Скандал вокруг первых двух томов «Вивиана Грея» стимулировал спрос на это произведение. Часто бывает так, что отрицательная рецензия резко повышает интерес читателя к книге, т. е. имеет результат, обратный тому, который преследовали рецензент или те, кто за ним стоял. Издатель настойчиво просил Дизраэли написать продолжение романа. Бенджамин написал три завершающих тома, известные под общим названием «Возвращение Вивиана Грея». Критики и биографы сходятся в том, что эта часть романа «поразительно скучна». На этот раз романист пытался оправдать своего героя и снять с него все пороки, с которыми он предстал перед читателем в первых двух томах. Это было самооправдание, ибо критика и читатели прониклись твердым убеждением, что Вивиан — это сам Дизраэли. Потуги самооправдания результатов не дали. Все продолжали считать, что агрессивный, циничный Вивиан — это портрет самого автора. Часто так бывает, что однажды установившееся мнение о человеке остается при нем на всю жизнь. Так было и в данном случае.
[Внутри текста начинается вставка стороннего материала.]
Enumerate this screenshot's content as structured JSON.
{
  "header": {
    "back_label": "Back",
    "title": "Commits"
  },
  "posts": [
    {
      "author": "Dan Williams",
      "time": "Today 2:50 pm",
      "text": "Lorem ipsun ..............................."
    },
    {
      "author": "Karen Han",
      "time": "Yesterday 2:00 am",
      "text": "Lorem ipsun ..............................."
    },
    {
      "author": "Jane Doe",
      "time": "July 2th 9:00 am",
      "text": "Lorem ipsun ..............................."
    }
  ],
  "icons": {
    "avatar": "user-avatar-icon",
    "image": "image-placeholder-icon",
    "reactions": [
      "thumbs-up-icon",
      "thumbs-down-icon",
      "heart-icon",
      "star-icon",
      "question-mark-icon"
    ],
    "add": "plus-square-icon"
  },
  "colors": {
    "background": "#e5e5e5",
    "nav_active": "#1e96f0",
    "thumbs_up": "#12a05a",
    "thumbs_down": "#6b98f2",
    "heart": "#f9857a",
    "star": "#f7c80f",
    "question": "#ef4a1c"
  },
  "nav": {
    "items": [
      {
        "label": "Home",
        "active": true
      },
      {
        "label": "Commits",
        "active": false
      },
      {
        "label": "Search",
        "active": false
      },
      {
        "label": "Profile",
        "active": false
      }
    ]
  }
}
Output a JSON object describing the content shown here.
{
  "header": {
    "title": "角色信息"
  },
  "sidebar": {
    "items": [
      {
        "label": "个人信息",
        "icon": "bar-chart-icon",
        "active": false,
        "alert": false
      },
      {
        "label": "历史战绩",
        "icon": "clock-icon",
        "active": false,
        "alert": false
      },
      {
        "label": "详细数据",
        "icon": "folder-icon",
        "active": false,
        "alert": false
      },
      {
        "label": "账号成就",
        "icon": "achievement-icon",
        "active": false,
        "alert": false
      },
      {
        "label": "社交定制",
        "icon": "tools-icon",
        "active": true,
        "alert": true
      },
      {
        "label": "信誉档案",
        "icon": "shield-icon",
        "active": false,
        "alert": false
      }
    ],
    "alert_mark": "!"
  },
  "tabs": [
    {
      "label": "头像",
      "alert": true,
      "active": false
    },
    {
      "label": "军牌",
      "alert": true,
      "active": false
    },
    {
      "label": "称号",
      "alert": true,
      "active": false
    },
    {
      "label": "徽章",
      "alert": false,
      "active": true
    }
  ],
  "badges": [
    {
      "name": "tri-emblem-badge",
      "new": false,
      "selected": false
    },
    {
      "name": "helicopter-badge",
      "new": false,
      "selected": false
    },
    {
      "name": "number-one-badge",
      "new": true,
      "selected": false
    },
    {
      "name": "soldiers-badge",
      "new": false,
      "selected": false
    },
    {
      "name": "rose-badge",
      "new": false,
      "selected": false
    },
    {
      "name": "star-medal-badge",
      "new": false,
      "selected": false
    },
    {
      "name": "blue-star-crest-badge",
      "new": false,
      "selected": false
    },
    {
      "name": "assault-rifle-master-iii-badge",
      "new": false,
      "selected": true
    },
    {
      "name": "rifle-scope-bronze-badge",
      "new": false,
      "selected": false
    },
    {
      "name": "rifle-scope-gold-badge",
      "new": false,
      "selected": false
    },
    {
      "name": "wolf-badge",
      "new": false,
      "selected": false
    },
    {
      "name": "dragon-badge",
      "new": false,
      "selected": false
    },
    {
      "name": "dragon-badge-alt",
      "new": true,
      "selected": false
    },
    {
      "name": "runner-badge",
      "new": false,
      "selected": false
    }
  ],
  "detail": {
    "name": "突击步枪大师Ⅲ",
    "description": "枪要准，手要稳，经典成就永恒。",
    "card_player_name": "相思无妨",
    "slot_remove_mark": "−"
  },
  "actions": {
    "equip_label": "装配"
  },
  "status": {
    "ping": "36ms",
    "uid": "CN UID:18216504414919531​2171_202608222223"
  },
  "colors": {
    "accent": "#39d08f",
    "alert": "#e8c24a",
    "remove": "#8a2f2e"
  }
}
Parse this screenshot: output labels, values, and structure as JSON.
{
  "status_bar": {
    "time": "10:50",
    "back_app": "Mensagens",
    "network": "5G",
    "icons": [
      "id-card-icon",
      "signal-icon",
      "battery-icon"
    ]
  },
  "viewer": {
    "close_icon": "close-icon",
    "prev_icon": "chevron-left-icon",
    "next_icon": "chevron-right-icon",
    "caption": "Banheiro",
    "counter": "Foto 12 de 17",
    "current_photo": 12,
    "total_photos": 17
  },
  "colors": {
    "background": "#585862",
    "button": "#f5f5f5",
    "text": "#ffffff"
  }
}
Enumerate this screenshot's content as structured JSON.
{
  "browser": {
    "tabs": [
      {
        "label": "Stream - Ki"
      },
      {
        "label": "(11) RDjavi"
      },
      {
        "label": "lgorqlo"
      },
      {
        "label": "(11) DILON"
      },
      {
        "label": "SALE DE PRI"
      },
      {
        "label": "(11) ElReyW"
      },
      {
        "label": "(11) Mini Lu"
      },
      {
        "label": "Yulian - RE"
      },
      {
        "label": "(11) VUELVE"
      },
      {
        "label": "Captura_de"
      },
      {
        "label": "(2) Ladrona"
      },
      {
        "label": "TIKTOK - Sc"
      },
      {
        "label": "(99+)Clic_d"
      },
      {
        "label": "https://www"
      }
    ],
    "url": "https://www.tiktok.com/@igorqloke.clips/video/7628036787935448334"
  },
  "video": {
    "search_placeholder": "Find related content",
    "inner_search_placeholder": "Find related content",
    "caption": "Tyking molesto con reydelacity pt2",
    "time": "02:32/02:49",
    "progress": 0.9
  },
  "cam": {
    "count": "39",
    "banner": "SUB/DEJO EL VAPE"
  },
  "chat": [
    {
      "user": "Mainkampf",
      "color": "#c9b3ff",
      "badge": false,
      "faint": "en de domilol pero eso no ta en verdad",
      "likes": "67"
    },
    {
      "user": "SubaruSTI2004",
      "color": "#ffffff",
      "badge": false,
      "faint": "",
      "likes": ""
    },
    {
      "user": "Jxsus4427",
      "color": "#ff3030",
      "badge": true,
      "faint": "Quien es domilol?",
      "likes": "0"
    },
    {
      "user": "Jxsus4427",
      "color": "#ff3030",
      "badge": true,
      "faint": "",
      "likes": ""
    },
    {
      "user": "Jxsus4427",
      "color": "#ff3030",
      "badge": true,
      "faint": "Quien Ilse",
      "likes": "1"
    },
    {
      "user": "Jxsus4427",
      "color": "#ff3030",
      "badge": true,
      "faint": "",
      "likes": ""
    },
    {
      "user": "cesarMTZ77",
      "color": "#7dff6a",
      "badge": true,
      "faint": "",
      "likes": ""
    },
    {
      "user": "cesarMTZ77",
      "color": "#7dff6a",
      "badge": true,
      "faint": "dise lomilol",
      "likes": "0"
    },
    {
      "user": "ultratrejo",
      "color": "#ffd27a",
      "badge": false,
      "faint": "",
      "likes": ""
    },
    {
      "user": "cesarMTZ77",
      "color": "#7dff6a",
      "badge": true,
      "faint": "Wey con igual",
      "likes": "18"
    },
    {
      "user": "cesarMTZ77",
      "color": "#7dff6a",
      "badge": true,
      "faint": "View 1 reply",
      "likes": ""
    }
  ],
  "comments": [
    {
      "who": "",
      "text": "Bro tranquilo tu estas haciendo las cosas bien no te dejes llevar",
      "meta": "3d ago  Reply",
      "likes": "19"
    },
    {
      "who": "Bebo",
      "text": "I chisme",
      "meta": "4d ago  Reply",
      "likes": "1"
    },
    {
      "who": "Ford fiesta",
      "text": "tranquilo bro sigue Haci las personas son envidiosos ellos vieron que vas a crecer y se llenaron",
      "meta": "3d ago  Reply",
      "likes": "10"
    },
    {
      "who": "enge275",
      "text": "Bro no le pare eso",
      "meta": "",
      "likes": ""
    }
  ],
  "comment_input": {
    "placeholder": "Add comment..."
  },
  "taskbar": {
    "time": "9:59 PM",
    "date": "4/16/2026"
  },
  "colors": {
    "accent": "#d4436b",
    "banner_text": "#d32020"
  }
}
Попытки Дизраэли оправдаться и внушить читателю свою концепцию, проводимую во второй части «Вивиана Грея», сопровождались примечательным эпизодом. Он написал статью, в которой подробно раскрывал смысл одной из сцен. Через Сару Остин (она по-прежнему играла активнейшую роль в продвижении в печать творений Бенджамина) и через Колборна статья была вручена редактору важного издания «Нью-Мансли мэгэзин». Редактор, как водилось и тогда, передал материал своему сотруднику, некоему «поэту-редактору» Тому Кэмпбеллу для редактирования и подготовки его к печати. В результате, как писал Колборн Саре, статья была «искорежена и испорчена». Кэмпбелл счел, что материал слишком велик, и возвратил его автору для сокращения. В общем, окончательное решение оказалось за рабочим редактором.
Следующий роман Дизраэли — «Молодой герцог» — не стал сенсацией. Биографы полагают, что «несомненно побудительным фактором для написания этого романа была нужда в деньгах…» Здесь автор более сдержан и серьезен, он пытается разобраться в самом себе. В «Молодом герцоге» уже пробиваются, пока еще робко, серьезные политические мотивы, которые зазвучат в творчестве Дизраэли через полтора десятка лет.
Дизраэли писал быстро, и через год, в 1832-м, появляется следующий роман — «Контарини Флеминг». А еще через год вышло в свет последнее сочинение из автобиографической серии — роман «Алрой». «Контарини Флеминг» привлек большее внимание. В нем особенно силен автобиографический мотив. Автор излил «всю горечь своего сердца, связанную с несчастным существованием в кругах, проникнутых фальшью». Рисуя жизнь общества, автор, по его собственному признанию, «неожиданно обратился к самой убийственной сатире и превратился даже в злобную личность». Бенджамин полагал, что он скрывает свою духовную связь со своим героем. Он дал ему и другим действующим лицам немецкие имена, действие развертывалось, судя по некоторым описаниям, где-то в одном из немецких княжеств, но его выдавала схожесть приключений главного героя с тем, что произошло с самим Бенджамином в его спекуляциях на бирже и в попытке создать новую газету. Жермен справедливо замечает, что «Дизраэли, безусловно, рисовал героев „Контарини Флеминга“ и „Алроя“ до некоторой степени с самого себя». После написания этих романов Дизраэли решает больше не создавать биографических произведений и уже не отступает от принятого решения.